Le 5 juin 2025, une série de frappes aériennes a visé plusieurs quartiers densément peuplés de la banlieue sud de Beyrouth. Ces bombardements, revendiqués comme des attaques préventives contre des sites liés au Hezbollah, ont causé des destructions massives et de nombreuses pertes civiles. L’analyse de ces événements à l’aune du droit international humanitaire soulève des interrogations majeures sur la légalité et la légitimité des moyens employés.
Intensité des frappes et nature des zones visées
Les quartiers de Hadath, Bourj el-Barajneh et Haret Hreik ont été frappés peu après minuit. Les impacts ont principalement touché des immeubles résidentiels, provoquant la mort de plusieurs civils, dont des enfants, et entraînant l’effondrement de structures habitées. Les témoignages recueillis sur place indiquent une absence d’avertissement préalable. Les opérations de secours ont permis de dégager des survivants, mais de nombreuses familles ont été déplacées.
Des services d’urgence ont évoqué l’utilisation d’explosifs à forte charge, tandis que les autorités locales mentionnent un niveau de destruction rarement atteint depuis 2006. Aucune installation militaire visible ou identifiée comme telle n’a pu être confirmée par les observateurs présents sur les lieux dans les heures suivant les frappes.
Cadre juridique applicable : distinction et ciblage
Le droit international humanitaire, tel que codifié notamment par les Conventions de Genève, impose une distinction stricte entre cibles militaires et objets civils.
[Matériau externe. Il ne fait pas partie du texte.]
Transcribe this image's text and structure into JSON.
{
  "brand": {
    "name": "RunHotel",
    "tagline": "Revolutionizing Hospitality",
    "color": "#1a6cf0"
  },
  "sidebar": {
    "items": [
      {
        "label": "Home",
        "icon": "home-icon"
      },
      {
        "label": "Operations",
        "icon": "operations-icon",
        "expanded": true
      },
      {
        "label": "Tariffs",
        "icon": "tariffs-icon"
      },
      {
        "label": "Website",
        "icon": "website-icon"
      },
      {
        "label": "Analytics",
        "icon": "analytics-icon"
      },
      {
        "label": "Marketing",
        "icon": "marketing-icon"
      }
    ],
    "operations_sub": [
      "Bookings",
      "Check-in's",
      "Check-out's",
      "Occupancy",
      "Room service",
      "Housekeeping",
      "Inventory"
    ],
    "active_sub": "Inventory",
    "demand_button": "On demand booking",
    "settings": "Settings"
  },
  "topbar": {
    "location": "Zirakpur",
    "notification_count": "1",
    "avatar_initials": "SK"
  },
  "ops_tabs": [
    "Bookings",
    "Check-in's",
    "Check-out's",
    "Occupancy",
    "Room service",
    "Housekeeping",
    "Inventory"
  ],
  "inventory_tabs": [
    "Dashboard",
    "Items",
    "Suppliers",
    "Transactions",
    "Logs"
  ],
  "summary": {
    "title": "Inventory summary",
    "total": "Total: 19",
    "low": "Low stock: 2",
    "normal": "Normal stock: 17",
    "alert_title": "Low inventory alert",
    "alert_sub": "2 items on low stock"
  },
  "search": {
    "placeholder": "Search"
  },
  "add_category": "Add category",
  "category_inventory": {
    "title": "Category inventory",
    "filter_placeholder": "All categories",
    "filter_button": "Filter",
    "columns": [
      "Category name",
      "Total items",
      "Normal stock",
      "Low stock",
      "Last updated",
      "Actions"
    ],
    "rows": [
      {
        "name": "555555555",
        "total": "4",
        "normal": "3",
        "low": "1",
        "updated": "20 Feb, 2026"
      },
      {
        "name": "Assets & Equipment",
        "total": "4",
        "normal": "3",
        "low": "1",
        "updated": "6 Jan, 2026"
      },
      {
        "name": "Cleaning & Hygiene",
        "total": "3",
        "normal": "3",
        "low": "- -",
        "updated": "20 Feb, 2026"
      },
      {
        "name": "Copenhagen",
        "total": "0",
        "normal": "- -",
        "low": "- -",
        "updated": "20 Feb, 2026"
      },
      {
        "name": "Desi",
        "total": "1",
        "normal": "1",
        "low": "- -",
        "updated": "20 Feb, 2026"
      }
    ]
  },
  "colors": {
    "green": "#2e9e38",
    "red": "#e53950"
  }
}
Toute attaque doit être dirigée contre des objectifs militaires clairement identifiables. Ce principe interdit formellement les attaques de nature indiscriminée, qui frappent sans distinction des civils et des combattants.
Lorsque des zones résidentielles sont ciblées, la justification d’une cible militaire doit être démontrée. En l’absence de preuve documentée de la présence de matériel militaire ou de personnel armé, le ciblage de ces quartiers interroge sur le respect de cette obligation juridique. La responsabilité de démontrer la nature militaire des objectifs revendiqués revient à la partie qui mène l’opération.
Proportionnalité et précaution dans la conduite des attaques
Même dans l’hypothèse où une cible militaire serait présente dans une zone habitée, le principe de proportionnalité impose d’évaluer si les dommages collatéraux attendus sont excessifs par rapport à l’avantage militaire concret et direct anticipé. Ce principe est central pour limiter les effets des conflits armés sur les populations civiles.
L’ampleur des destructions enregistrées et le nombre de victimes civiles rapportés soulèvent la question du respect de ce principe. Le fait que des habitations civiles aient été détruites en l’absence d’activité militaire apparente conduit à interroger l’adéquation entre les moyens employés et les objectifs déclarés. L’usage de munitions à fort pouvoir destructeur dans des zones denses remet en cause la prudence exigée par le droit humanitaire.
Témoignages sur l’usage potentiel d’armes incendiaires
Des témoins font état de traînées lumineuses persistantes et de résidus incandescents observés après certaines frappes. Ces descriptions suggèrent l’éventualité de l’emploi de munitions incendiaires, interdites dans les zones habitées par le Protocole III de la Convention sur certaines armes classiques.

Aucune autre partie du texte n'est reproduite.